Back on Unknown Planet, Qimir relies on Osha’s Jedi-trained reluctance to kill an unarmed man to do a little light reprogramming, or deprogramming from his vantage point. He explains the nature of the Dark Side of the Force to her as though she’s never heard of it before, which is an unnecessary thing to do in a Star Wars show even from an audience perspective. He tells her the Jedi discarded her because they saw her negative emotions were too strong, which doesn’t jibe with her insistence that she quit. This is when she admits she failed rather than walked away, but whatever the case, I would at some point like at least one thing the show tells us about Osha’s life to be true. Getting the carpet yanked out from under you over and over has diminishing returns.
The episode ends admirably oddly, with Osha putting on Qimir’s helmet — it’s made from cortosis, a metal that both shorts out lightsabers and has a sensory-deprivation effect so that your only remaining sense is the Force itself, provided you can tap into it. We see her put the helmet on through her eyes, watching the world go black except a little sliver of dim light. We hear her breathe, and the credits begin to roll over the sound effect, not Star Wars-y music as has been the case…well, literally every other time I’ve watched anything Star Wars.
I’m impressed by this willingness to break the mold, also reflected in the decision to let actor Manny Jacinto flex his full sex appeal as Qimir. Obviously, I’m impressed by all the cute little guys. But I’d be more impressed if I felt these innovations came in service of material that provided any of it with a compelling context. Evil twins, mistaken identity, “What happened?” “I’ll tell you everything” episode after episode…there’s not much to go on there.
And the dialogue is a real problem. Not overall — overall it’s perfectly fine, and consonant with the Star Wars conversational style. It’s just that when it shoots for Star Wars profundity, it sounds like less like Yoda or Obi-Wan and more like something Dr. Phil told Bhad Bhabie in her “cash me ousside” days. “When you lose everything, that’s when you’re finally free.” Oh brother. “I don’t trust you.” “Nor should you, but you should learn to trust yourself.” Oh brother!
There’s one more thing to note before we tune in next week: Sol believes his team was set up on Khofar, deliberately sent to someone who was waiting for them.

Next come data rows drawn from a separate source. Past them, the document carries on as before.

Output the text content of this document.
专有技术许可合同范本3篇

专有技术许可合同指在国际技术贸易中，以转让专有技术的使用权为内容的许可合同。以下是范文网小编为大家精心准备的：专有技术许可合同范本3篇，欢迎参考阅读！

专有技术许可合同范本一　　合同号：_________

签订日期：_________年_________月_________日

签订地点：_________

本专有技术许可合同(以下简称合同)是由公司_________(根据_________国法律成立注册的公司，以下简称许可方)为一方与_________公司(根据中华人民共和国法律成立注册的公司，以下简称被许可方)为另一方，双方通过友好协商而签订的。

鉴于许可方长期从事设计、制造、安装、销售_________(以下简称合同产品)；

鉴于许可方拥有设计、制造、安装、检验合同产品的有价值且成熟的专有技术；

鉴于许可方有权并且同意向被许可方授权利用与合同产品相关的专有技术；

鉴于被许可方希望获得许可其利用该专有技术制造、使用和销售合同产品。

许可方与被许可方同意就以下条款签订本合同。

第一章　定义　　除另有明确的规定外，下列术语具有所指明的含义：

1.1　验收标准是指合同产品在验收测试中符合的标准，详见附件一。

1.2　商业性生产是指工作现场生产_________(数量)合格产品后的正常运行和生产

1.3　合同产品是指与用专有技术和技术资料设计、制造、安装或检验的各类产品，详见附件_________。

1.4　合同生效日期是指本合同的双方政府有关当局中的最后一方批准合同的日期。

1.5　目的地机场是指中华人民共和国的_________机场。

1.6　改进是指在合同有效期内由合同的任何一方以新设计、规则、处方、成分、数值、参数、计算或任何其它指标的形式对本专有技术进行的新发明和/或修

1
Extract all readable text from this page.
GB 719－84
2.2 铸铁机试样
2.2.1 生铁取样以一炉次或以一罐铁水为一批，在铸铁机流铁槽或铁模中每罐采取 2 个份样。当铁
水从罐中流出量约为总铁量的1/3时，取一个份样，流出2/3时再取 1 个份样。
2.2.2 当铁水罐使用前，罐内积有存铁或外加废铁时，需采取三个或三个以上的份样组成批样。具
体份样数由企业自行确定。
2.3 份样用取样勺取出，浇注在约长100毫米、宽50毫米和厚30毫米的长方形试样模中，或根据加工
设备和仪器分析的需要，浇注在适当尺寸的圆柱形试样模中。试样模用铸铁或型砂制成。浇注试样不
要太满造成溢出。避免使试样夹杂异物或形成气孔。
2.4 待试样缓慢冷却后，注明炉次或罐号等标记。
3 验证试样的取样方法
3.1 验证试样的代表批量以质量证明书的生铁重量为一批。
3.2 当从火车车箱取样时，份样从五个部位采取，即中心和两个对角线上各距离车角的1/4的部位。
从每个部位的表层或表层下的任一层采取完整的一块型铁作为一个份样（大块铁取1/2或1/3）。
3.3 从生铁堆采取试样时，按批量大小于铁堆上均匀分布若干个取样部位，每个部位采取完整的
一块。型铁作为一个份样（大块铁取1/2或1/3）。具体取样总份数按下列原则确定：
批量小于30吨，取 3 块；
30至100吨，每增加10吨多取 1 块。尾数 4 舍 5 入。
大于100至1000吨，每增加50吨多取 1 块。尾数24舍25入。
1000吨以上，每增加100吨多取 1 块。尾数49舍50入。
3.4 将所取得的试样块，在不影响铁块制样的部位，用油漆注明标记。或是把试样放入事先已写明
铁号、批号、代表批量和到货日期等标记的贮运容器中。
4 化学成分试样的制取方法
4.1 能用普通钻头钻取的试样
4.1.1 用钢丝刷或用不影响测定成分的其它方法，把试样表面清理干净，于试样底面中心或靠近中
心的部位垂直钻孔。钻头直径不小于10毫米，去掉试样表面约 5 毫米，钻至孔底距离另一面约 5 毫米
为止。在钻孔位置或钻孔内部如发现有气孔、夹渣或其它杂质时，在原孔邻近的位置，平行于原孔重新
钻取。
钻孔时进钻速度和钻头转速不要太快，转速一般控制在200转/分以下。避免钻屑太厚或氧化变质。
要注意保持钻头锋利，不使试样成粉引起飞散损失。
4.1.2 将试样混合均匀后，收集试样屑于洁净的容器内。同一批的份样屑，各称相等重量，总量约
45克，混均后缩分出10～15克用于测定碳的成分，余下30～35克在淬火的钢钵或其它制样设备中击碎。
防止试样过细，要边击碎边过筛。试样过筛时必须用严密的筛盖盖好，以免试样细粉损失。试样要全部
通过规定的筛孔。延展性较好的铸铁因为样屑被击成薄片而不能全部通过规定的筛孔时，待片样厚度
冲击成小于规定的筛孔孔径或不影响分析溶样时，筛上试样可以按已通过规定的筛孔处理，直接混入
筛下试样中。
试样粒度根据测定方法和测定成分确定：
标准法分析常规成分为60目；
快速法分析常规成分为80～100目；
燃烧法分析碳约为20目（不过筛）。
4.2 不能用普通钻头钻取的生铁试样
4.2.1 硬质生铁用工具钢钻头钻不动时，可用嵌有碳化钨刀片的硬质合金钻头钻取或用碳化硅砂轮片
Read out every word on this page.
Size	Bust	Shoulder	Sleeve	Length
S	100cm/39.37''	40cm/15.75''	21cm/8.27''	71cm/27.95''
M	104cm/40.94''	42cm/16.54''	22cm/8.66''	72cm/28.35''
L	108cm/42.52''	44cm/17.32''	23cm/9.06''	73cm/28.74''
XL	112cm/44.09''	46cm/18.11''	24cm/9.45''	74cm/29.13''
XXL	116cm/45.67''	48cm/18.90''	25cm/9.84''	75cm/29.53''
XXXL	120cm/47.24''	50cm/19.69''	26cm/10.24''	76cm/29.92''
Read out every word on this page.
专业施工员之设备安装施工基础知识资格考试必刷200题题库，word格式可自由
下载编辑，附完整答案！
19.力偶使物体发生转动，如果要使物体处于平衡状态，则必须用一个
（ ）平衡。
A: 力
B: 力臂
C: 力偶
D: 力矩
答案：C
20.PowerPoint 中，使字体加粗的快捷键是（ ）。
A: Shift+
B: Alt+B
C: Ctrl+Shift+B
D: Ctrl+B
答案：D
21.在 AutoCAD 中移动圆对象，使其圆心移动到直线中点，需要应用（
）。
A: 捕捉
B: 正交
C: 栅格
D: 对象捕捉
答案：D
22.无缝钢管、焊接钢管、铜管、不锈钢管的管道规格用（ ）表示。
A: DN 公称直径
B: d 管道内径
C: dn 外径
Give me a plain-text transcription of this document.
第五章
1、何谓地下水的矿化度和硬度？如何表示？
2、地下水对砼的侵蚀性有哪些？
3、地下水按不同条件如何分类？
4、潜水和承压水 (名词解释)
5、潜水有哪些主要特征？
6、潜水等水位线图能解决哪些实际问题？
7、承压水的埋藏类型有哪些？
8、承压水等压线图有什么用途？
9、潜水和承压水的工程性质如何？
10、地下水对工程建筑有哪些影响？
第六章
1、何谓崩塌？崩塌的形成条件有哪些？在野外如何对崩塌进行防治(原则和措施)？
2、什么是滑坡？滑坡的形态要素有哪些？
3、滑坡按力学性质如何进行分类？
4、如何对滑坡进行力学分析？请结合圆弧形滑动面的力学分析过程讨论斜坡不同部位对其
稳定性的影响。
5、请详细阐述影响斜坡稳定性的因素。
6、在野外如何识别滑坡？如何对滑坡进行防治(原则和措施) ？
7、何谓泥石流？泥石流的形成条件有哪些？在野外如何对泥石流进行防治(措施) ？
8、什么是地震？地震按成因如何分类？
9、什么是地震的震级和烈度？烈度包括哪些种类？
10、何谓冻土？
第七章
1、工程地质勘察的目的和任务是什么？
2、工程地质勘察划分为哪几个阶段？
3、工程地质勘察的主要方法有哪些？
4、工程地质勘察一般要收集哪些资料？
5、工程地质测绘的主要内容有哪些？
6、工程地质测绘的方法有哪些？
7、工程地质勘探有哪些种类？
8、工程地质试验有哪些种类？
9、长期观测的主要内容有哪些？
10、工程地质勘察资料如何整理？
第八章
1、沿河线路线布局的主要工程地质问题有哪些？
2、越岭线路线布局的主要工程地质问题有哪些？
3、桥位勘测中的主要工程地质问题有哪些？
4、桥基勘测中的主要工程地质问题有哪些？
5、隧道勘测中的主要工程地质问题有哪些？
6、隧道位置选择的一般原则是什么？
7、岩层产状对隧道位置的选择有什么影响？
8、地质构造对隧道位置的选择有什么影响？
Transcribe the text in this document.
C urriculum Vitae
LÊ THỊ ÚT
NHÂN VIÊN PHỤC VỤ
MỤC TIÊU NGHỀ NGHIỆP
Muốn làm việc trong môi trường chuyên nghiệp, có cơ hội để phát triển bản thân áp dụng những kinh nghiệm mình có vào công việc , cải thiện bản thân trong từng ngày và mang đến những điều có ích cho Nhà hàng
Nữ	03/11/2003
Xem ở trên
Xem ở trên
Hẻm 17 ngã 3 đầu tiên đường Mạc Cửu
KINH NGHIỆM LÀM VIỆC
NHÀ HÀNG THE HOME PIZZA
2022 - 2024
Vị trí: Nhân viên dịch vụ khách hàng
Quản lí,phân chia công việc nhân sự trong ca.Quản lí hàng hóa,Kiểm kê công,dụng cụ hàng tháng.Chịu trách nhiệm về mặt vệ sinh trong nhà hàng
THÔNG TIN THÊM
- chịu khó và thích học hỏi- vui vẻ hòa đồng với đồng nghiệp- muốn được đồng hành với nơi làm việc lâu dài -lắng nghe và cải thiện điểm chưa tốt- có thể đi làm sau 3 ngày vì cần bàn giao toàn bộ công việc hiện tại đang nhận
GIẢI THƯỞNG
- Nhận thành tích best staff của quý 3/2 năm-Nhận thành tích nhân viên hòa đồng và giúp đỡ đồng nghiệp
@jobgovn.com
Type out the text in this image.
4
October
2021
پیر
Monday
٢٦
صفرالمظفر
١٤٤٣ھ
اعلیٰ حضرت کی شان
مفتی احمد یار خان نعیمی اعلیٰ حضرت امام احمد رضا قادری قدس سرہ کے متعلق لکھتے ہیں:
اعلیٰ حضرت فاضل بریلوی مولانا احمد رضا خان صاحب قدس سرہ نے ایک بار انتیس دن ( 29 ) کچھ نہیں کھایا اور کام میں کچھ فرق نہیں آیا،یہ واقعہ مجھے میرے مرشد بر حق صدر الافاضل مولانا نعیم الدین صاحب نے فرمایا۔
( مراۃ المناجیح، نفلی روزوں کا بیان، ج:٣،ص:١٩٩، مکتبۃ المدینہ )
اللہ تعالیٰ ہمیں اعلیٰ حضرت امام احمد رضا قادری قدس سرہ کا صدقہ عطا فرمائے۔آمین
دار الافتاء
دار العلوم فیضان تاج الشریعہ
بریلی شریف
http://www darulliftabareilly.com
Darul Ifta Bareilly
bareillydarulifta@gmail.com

I don’t think this came across at all last episode, during which it seemed Qimir is simply a much better and more ruthless fighter than the Jedi he fought. There aren’t a whole lot of people who could have betrayed him, given the secrecy of the mission; Master Vernestra dispatched him and insists on leading the rescue team, so she seems like a leading candidate. On the other hand, her investigation into the crime scene appears legit enough, given that the show sees fit to allow us access to her extrasensory Force perception and hear the sounds of the battle. Could someone with a cool purple lightsaber whip be evil? We’ll see, hopefully sooner rather than later.